Notes d'intention publiées en 2004
J'ai eu l'idée de faire ce court-métrage avant tout par rapport à un manque, celui de tourner. Ça faisait des mois que le tournage de « Quand Le faucon dort » était en stand-by et il restait deux mois avant celui de « Blood Dead Sheriff ». J'ai réfléchi et je me suis dit qu'on pourrait alors faire un court-métrage promotionnel co-réalisé par plusieurs membres de l'association et tourné très rapidement.
Il nous fallait alors une histoire et c'est sous l'influence du film « May » de Lucky McKee que j'ai trouvé la trame principale. Et bien évidemment, pour montrer qu'il s'agit bel et bien d'un hommage, j'ai donné au personnage principal le nom d'Avril.

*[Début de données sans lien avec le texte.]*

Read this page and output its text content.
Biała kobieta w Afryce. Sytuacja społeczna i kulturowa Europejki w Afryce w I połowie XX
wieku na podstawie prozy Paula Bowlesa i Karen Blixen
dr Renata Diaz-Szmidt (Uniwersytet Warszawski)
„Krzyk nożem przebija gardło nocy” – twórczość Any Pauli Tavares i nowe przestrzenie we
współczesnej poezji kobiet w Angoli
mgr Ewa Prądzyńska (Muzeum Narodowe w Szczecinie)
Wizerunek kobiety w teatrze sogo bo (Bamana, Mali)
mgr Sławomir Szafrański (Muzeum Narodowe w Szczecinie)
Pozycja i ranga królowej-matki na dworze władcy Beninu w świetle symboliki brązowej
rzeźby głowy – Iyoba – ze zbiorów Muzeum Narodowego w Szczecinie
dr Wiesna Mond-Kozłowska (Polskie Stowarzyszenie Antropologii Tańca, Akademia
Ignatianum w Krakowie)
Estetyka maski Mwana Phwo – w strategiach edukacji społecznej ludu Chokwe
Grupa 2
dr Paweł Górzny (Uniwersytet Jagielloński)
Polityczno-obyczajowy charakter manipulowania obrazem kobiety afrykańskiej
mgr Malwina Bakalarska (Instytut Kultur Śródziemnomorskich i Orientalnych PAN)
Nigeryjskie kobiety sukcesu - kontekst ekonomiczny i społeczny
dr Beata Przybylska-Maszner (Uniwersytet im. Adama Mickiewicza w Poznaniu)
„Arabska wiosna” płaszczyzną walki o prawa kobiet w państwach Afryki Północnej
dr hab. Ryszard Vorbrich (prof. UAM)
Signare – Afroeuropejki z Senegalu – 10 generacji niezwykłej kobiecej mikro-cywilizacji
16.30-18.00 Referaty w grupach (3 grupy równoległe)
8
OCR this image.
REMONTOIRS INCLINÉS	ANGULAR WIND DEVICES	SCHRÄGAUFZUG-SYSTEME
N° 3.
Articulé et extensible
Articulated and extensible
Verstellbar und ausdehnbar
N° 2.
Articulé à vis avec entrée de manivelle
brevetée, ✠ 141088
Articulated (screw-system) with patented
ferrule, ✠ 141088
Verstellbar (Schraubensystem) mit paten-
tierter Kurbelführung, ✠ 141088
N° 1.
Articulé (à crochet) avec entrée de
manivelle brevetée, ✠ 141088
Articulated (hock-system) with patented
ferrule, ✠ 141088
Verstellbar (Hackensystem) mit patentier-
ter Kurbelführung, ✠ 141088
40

L'intérêt étant qu'il y est plusieurs films en un, j'écrivais et réalisait les inter-séquences tandis que je laissais aux autres le soins d'écrire et réalisés les autres séquences comme bon leur semblait. L'héroïne étant censé être folle, tout était possible. Sachant qu'il était déjà préétablie que la première séquence serait un gunfight réalisé par Mathieu Gasquet, qui était alors frustré par l'abandon d'un précédent projet similaire. Cela introduisait le principe du film dans le film, relié ici à la folie du personnage, et montrait donc au spectateur qu'il entre bel et bien dans un univers purement mental. Des indices sont laissés un peu partout dans le film quand au degré de réalité dans lequel on se situe. Par exemple, la chambre d'Avril est la même que celle utilisée dans la séquence de gunfight, par conséquent lorsqu'Avril est dans sa chambre, elle n'est pas dans la réalité. Ce qui laisse plusieurs interprétations possible du plan final. Une séquence en particulier se situe dans les deux mondes (le réel et l'imaginaire). C'est celle ou Avril téléphone à Mathieu et que l'écran se divise en deux. Le côté d'Avril est sombre et contrasté, rempli d'affiches de film et son téléphone est ancien, tandis que le côté de Mathieu est en éclairage naturel, sobre avec un fond vert. D'ailleurs, le fait que la chambre d'Avril soit remplies d'affiches de films n'est pas un hasard, ces affiches sont là pour accentuer le fait qu'Avril vit bel et bien dans un monde imaginaire, ici le cinéma. Ces affiches auraient très bien pu être celles de groupes de musiques, ou des étagères de livres, le principe aurait été le même, il fallait montrer qu'Avril était passionné par quelque chose. Et le plus logique pour une actrice n'est-il pas d'être passionné de cinéma ?
Mon avis en 2008 :
Que rajouter d'autres si ce n'est que ce fut un réel plaisir de travailler avec cette équipe de comédiennes, et toute l'équipe de Falcon Movies dans des conditions aussi extrêmes (seulement 30 heures de tournage) et que si c'est à refaire, alors je suis partant.
Tout d'abord, je tenais à dire que j'aime beaucoup toute la première partie du film réalisé par mon collègue et ami Mathieu Gasquet, une scène de fusillade ambitieuse, malheureusement écourtée par un problème technique indépendant de notre volonté.
La transition de la séquence de Mathieu Gasquet à la mienne n'est pas évidente et cela est entièrement de ma faute, j'en suis désolé. Les parties que j'ai réalisé fonctionnent plutôt bien dans l'ensemble, je pense bien que l'on y retrouve un côté encore amateur. Néanmoins, je pense avoir fait une faute de gout assez énorme, à savoir le split-screen de la conversation téléphonique qui fait apparaître ce fond vert ignoble et bien trop flashy. C'est ce qu'on appelle de la symbolique lourdingue puisque le but recherché n'était autre que de montrer la différence entre le monde réel (mathieu sur fond vert) et le monde imaginaire qui est celui d'Avril. En tous cas, j'ai beaucoup aimé cette expérience et j'aime voir ce film comme une variation féminine de "Comment tuer quelqu'un sans éveiller de soupçons".